ボタンを押さなければ起動することはないのだ、と
心の中で自分に言いきかせる。
わたしは指を伸ばして、彼のボタンを押した。

朝ごはんを食べているとき、
ときおり彼がじっとわたしを見つめているのに気がついていた。
わたしの一挙手一投足に注意を配っている。
いつものように新聞の記事を読み、いつものようにつっこみを入れるが、
その一方でわたしの反応を慎重にチェックして分析しているのがわかる。
彼はあいかわらず快活であるが、以前ほど魅力的ではない。

ある朝。
朝食を食べているとき、彼がわたしの名前を呼んだ。
「もしかしたらどっかぐあいがわるいんとちがう?」
わたしは笑って首を振り、目玉焼きをわざとおいしそうに咀嚼して飲みこんだ。
元気だってことをアピールしたつもりだ。
わたしを病院に送るつもりだろうか。
マンションを出て、角を曲がってから、わたしは逃げるように走った。
大通りに出てまわりに大勢の人がいるのを確認して携帯を取り出した。

(男)
ボタンを押そうとして、手が止まった。

今日の午後、ロイドアンド社のメンテナンスサービスから電話がかかってきた。
リンダに何か異常が起きた可能性があるという。
「どういうことですか?」
「アイデンティティ回路が混乱して逆転妄想を生んでいるようです」
彼の説明によるとこういうことだった。
複雑化した高性能ロボットにはたまにあることなのだが、
自分を人間だと思い込み、そばにいる人間をロボットだと思い込む。
症状が進むと、自分がロボットに監視され支配されているように感じて、
防衛しようとする。
過剰防衛で相手を傷つけることもあるという。
「危険です。

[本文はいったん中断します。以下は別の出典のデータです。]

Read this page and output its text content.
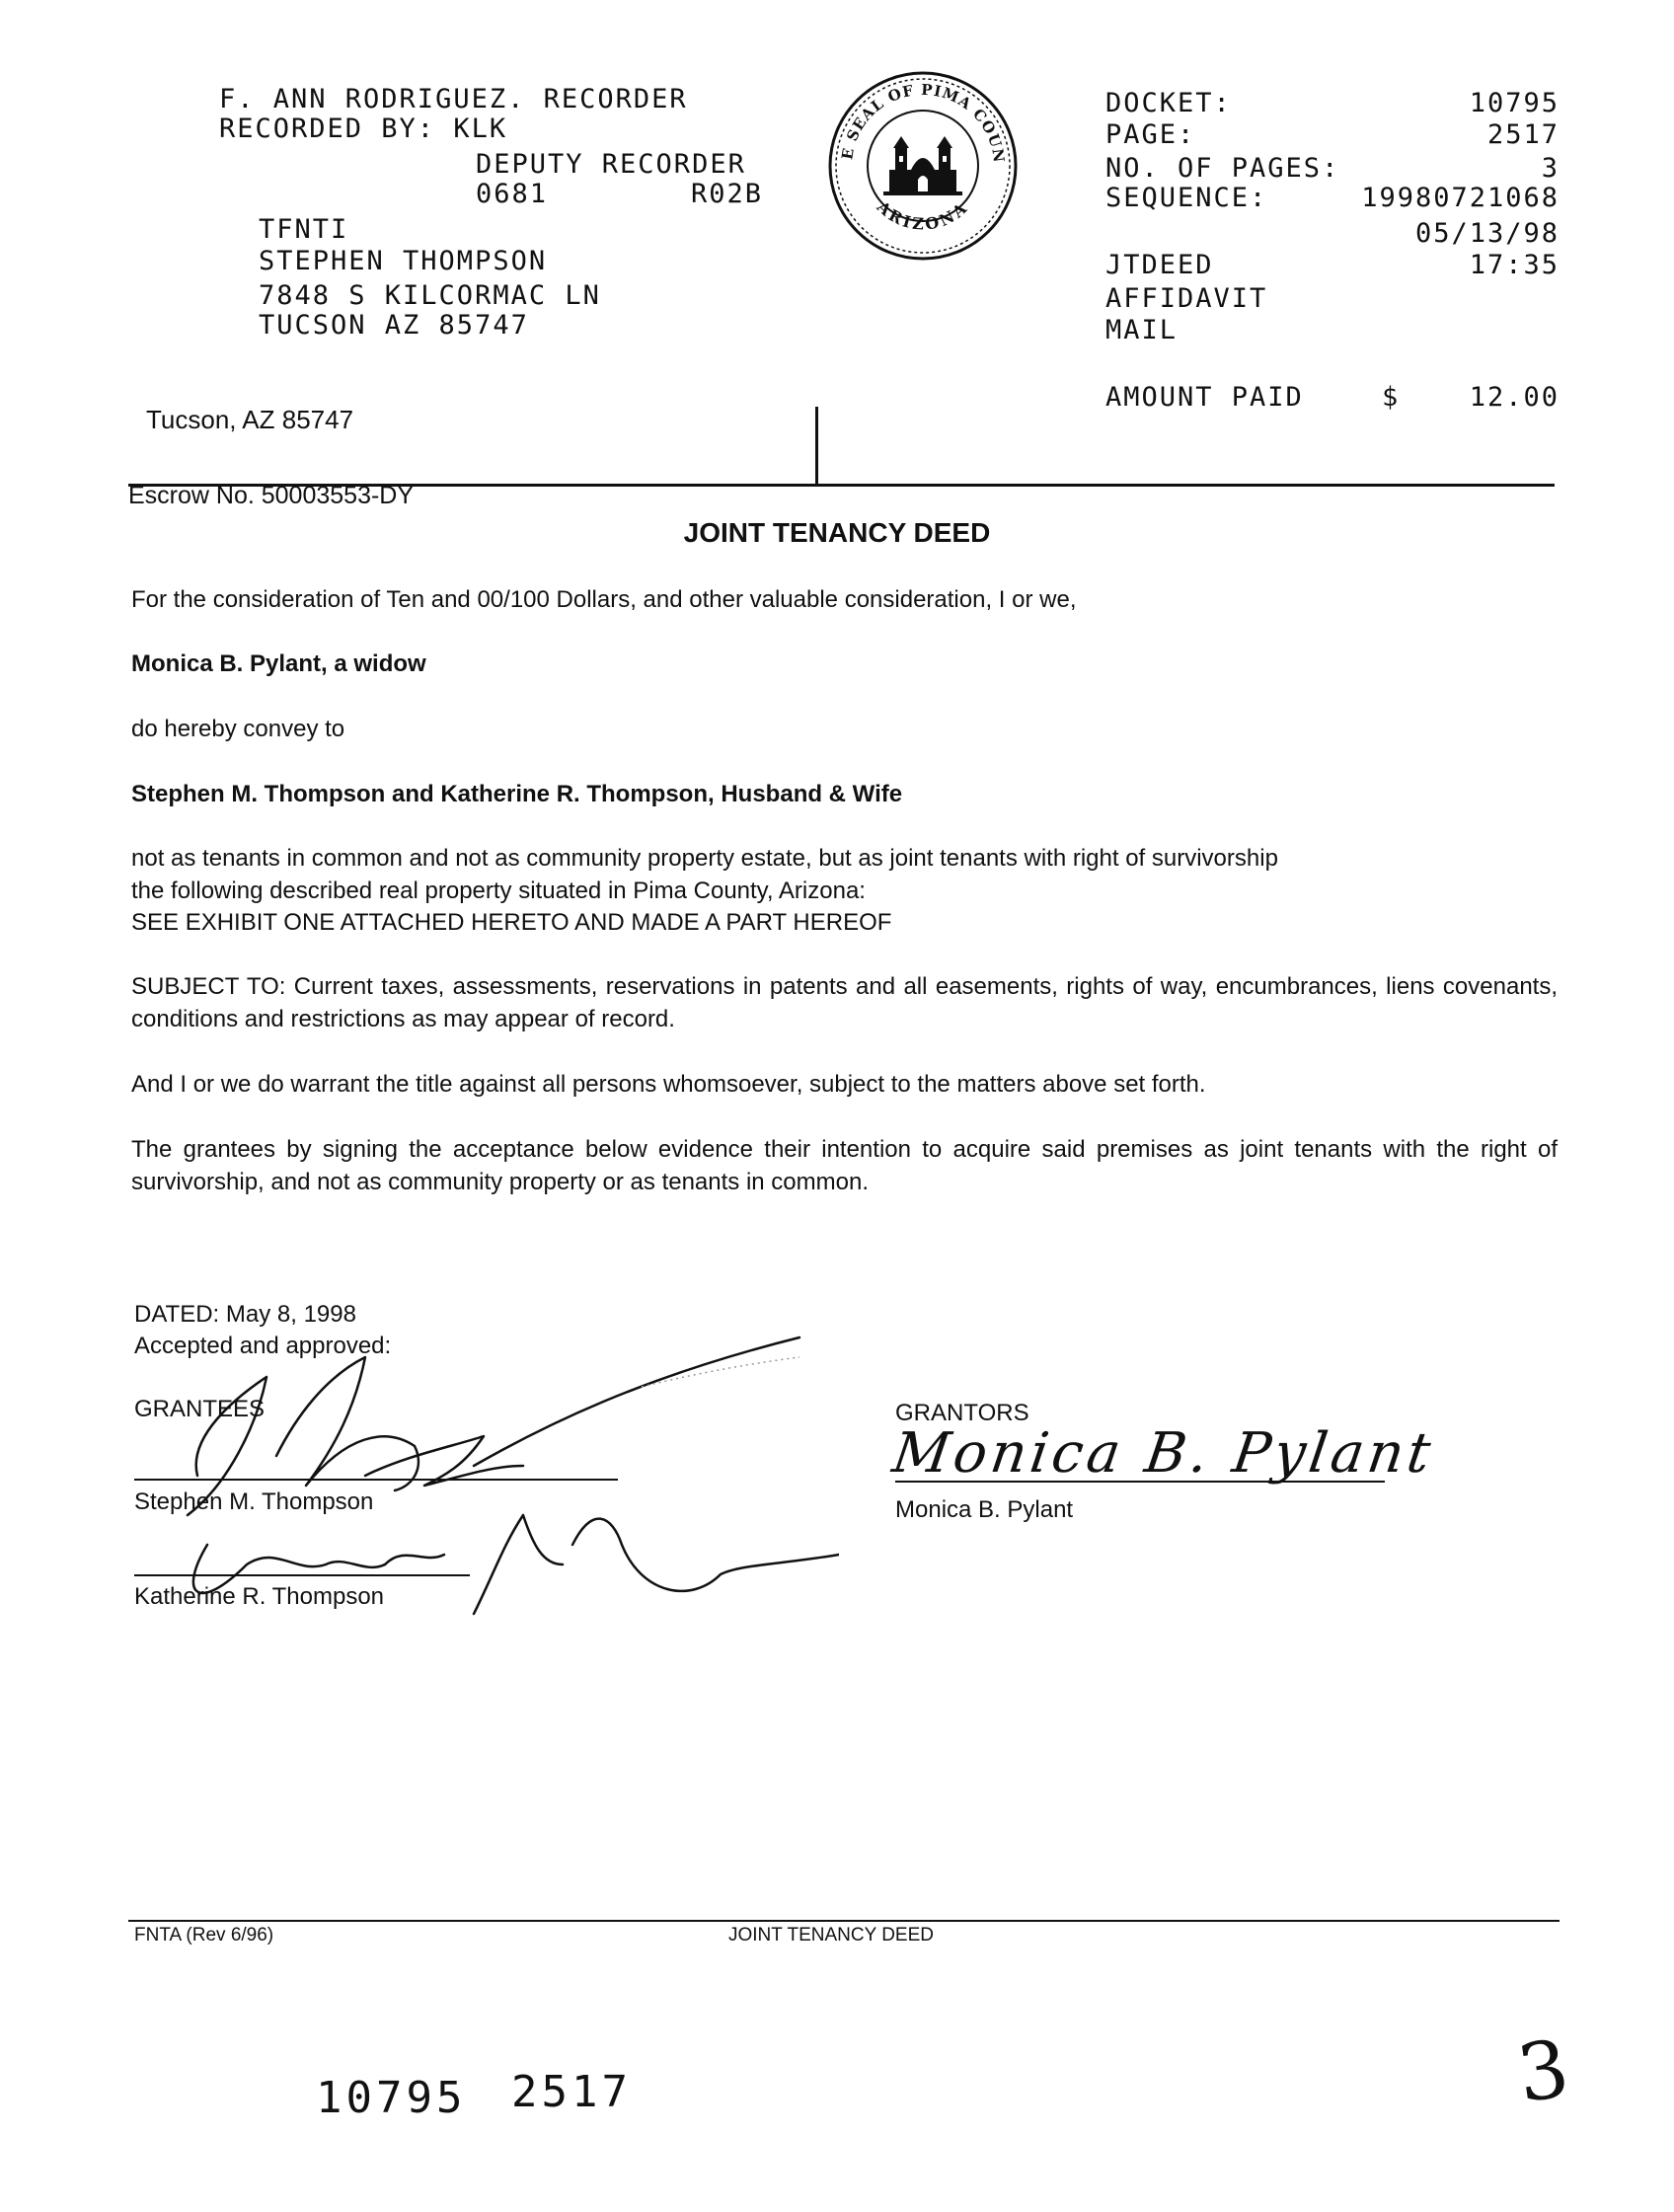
F. ANN RODRIGUEZ. RECORDER

RECORDED BY: KLK

DEPUTY RECORDER

0681	R02B

TFNTI

STEPHEN THOMPSON

7848 S KILCORMAC LN

TUCSON AZ 85747

Tucson, AZ 85747

E SEAL OF PIMA COUN
ARIZONA

DOCKET:	10795

PAGE:	2517

NO. OF PAGES:	3

SEQUENCE:	19980721068

05/13/98

JTDEED	17:35

AFFIDAVIT

MAIL

AMOUNT PAID	$	12.00

Escrow No. 50003553-DY

JOINT TENANCY DEED

For the consideration of Ten and 00/100 Dollars, and other valuable consideration, I or we,

Monica B. Pylant, a widow

do hereby convey to

Stephen M. Thompson and Katherine R. Thompson, Husband & Wife

not as tenants in common and not as community property estate, but as joint tenants with right of survivorship

the following described real property situated in Pima County, Arizona:

SEE EXHIBIT ONE ATTACHED HERETO AND MADE A PART HEREOF

SUBJECT TO: Current taxes, assessments, reservations in patents and all easements, rights of way, encumbrances, liens covenants, conditions and restrictions as may appear of record.

And I or we do warrant the title against all persons whomsoever, subject to the matters above set forth.

The grantees by signing the acceptance below evidence their intention to acquire said premises as joint tenants with the right of survivorship, and not as community property or as tenants in common.

DATED: May 8, 1998

Accepted and approved:

GRANTEES

Stephen M. Thompson

Katherine R. Thompson

GRANTORS

Monica B. Pylant

Monica B. Pylant

FNTA (Rev 6/96)	JOINT TENANCY DEED

10795 2517	3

すぐに回収に伺います」
そのとき、リンダが帰ってくるのが窓から見えた。

リンダは疲れていた。
帰るなり、テーブルにつっぷして居眠りを始めた。
やはり調子が悪いのだろうか。
ぼくはそっと彼女の髪に手を当て、首の後ろのボタンを探した。
メンテナンスサービスの男が言ったとおり、
起動ボタンの上数センチのところ、
ぼんのくぼのところに赤い小さなボタンがあった。
これがキルスイッチだ。このボタンを押すと、
すべての機能がシャットダウンされるという。
メモリーは初期化された後焼き切れて、神経回路は遮断される。
つまり・・・
「リンダという人格は死にます」
男の言葉を思い出した。
ボタンを押そうとしていたぼくの手が止まった。

なぜ止まったのだろう。
これは愛?まさか…

そのときとつぜんリンダが目を覚ました。
くるりとふりむいて、ぼくの首に手をまわして抱きしめ、キスをした。
ぼくはうっとりとした。
彼女の手がぼくの首の後ろをまさぐり、
赤いキルスイッチのボタンを探り当ててそれを押した。